Кенга вдруг фыркнул и метнулся к дверям казармы. Сидевшие напротив дверей ошеломленно смотрели, как он стремительно выскочил на крыльцо и буквально растворился в воздухе.

– Очень напоминает генетическую мутацию, – задумчиво произнес Фирсов. – Кто он?

– Не знаю, – покачал головой Матвеев. – Встретились случайно, с тех пор и странствуем вместе.

– Ну, хорошо, – кивнул Фирсов. – На все вопросы вы ответите позже и не мне. Идем, я покажу кубрик.

Когда Фирсов ушел, Матвеев сел на топчан и вздохнул с облегчением. Осень уже подходила к концу, и он рад был благоприятному повороту судьбы. Можно уже не волноваться о наступающей зиме. Несколько месяцев стужи он проведет в этом лагере.

За окном раздавались детские голоса. Когда Матвеев закрывал глаза, ему начинало казаться, что он вернулся в прошлое, в те времена когда у него был дом и любимая женщина.

– Инга…– прошептал Матвеев. – С кем ты сейчас? Где ты сейчас?

Как бы он хотел украдкой взглянуть на нее. Должно быть она выглядит сейчас как солидная дама, вышла замуж за военного. Ей всегда нравились волевые и решительные люди. И до сих пор непонятно, почему она нянчилась с ним столько лет?

Матвеев подошел к окну. На лужайке между казармами играли дети. Играли в те же игры, в какие играют в городах их сверстники после уроков. Матвеев вынул из рюкзака скрипку, взял в руки смычок и невесомо коснулся струн.

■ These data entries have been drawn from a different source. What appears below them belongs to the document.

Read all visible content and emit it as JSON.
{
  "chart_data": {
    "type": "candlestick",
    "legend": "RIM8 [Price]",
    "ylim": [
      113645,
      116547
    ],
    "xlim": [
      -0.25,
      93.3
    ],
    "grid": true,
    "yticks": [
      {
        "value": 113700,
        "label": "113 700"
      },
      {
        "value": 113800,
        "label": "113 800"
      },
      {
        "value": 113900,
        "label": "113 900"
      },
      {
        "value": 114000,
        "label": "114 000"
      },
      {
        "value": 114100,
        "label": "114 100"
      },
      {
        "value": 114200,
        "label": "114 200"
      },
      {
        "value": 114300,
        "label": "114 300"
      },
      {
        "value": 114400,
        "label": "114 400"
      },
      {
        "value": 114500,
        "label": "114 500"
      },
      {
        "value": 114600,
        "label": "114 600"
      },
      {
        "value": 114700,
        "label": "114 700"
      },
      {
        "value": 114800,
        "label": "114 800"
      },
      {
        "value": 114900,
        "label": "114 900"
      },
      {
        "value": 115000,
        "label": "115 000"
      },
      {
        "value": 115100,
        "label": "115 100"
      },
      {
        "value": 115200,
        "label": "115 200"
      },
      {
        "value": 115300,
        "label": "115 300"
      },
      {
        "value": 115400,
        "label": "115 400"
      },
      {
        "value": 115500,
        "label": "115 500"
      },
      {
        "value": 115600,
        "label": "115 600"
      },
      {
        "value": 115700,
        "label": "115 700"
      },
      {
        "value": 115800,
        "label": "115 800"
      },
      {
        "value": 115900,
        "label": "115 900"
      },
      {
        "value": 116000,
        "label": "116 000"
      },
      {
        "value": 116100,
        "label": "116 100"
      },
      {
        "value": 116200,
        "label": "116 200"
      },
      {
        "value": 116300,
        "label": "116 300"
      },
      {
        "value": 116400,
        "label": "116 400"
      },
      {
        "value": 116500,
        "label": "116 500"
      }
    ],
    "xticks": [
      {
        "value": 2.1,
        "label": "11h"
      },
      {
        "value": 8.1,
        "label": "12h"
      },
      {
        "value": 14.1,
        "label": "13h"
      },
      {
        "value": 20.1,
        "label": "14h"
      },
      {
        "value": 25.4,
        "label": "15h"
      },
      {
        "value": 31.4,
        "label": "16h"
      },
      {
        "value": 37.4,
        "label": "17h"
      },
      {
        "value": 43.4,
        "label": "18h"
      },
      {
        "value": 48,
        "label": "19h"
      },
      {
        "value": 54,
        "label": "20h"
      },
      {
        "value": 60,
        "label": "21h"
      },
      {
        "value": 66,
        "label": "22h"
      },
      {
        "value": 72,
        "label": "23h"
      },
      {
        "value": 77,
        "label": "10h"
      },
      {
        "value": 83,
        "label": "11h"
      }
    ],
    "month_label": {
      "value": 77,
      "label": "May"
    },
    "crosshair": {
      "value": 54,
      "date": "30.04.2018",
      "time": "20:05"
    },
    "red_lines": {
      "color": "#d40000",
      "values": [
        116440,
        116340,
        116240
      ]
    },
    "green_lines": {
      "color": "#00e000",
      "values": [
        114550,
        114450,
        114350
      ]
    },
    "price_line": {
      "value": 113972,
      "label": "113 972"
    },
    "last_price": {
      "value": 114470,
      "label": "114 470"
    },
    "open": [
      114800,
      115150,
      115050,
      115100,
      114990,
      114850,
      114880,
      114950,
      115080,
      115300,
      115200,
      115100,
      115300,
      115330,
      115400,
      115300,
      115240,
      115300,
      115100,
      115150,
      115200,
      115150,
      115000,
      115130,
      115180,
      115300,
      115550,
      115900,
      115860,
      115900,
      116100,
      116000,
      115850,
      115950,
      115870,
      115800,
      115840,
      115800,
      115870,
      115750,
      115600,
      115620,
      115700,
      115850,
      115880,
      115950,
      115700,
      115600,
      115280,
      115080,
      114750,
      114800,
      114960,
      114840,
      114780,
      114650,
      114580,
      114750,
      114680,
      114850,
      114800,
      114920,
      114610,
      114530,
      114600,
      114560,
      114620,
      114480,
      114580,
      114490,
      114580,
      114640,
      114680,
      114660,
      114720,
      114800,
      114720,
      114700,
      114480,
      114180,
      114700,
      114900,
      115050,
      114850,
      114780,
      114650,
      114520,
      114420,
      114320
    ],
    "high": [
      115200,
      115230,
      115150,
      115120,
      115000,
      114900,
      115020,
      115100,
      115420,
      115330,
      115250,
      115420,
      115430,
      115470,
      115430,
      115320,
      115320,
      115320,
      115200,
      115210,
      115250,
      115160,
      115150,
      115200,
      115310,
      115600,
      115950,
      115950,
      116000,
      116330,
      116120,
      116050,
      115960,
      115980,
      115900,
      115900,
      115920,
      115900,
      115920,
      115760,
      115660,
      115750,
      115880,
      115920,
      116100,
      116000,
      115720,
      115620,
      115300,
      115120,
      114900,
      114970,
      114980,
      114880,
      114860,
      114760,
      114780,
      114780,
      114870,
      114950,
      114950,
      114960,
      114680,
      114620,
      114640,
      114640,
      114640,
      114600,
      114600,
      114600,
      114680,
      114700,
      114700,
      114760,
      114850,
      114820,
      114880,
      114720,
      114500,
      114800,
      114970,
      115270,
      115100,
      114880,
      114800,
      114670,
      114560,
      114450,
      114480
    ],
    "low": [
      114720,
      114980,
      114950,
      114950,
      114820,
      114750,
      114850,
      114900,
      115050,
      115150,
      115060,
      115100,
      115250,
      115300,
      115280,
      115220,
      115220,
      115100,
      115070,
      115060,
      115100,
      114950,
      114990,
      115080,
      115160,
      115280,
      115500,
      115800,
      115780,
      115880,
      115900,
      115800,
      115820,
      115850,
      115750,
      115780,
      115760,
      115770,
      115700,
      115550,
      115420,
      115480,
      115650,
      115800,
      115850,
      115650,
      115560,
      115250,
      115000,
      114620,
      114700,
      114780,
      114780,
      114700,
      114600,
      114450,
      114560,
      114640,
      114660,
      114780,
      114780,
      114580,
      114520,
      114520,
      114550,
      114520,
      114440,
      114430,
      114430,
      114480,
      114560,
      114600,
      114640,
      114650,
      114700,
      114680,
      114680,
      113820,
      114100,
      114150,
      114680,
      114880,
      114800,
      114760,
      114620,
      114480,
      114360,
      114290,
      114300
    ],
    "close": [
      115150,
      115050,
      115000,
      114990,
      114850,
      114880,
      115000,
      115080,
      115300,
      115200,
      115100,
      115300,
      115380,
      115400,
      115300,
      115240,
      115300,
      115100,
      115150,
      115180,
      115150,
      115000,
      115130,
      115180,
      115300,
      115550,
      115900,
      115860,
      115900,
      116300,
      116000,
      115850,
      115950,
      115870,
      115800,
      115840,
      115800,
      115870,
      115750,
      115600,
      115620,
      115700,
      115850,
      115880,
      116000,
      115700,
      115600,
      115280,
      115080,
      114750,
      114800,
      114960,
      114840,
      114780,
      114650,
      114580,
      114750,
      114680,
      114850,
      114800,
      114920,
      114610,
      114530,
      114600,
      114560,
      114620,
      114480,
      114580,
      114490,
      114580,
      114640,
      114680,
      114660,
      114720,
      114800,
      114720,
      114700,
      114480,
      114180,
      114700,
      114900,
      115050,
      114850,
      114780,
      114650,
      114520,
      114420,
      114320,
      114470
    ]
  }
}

4. Мерцающий шар (Зона Невменяемости)

Пустыня уходила в бесконечное пространство, она терялась в миражах. Ее тяжкий сон выплескивался наружу, превращаясь в отблески чужих миров. В ее песчаных дюнах можно было найти все что угодно, словно эта пустыня впитала весь мусор человеческих миров. Но та же самая пустыня дарила волшебное зрелище, когда на горизонте угасал закат, а Магда, перевалившись на другой бок, наливалась темным, священным пурпуром. И когда становилось совсем темно, пустыня начинала мерцать отблесками незнакомых миров.

Бутар сел наполовину откопанный агрегат и закурил. У подножия дюны лежал темный, сырой мир. Там тоже была ночь, тревожная, с опустившимися на землю клочковатыми облаками. И где—то там вдалеке сиял за кронами деревьев яркий, синеватый свет. Низкие тучи медленно клубились в этом фантастическом свечении. Но все же чувствовалось, что этот мир был милостив к человеку. Было в нем что—то домашнее, обжитое, как старые тапочки. Временами Бутару казалось, что на его лицо ложатся теплые дождевые капли. И Бутар неожиданно представил, как очень скоро эта пустыня превратится в Поле Надежды, в плодородный и щедрый мир, описанный в Хрониках самим Гоцем. И ветер Надежды никогда не покинет его пределы.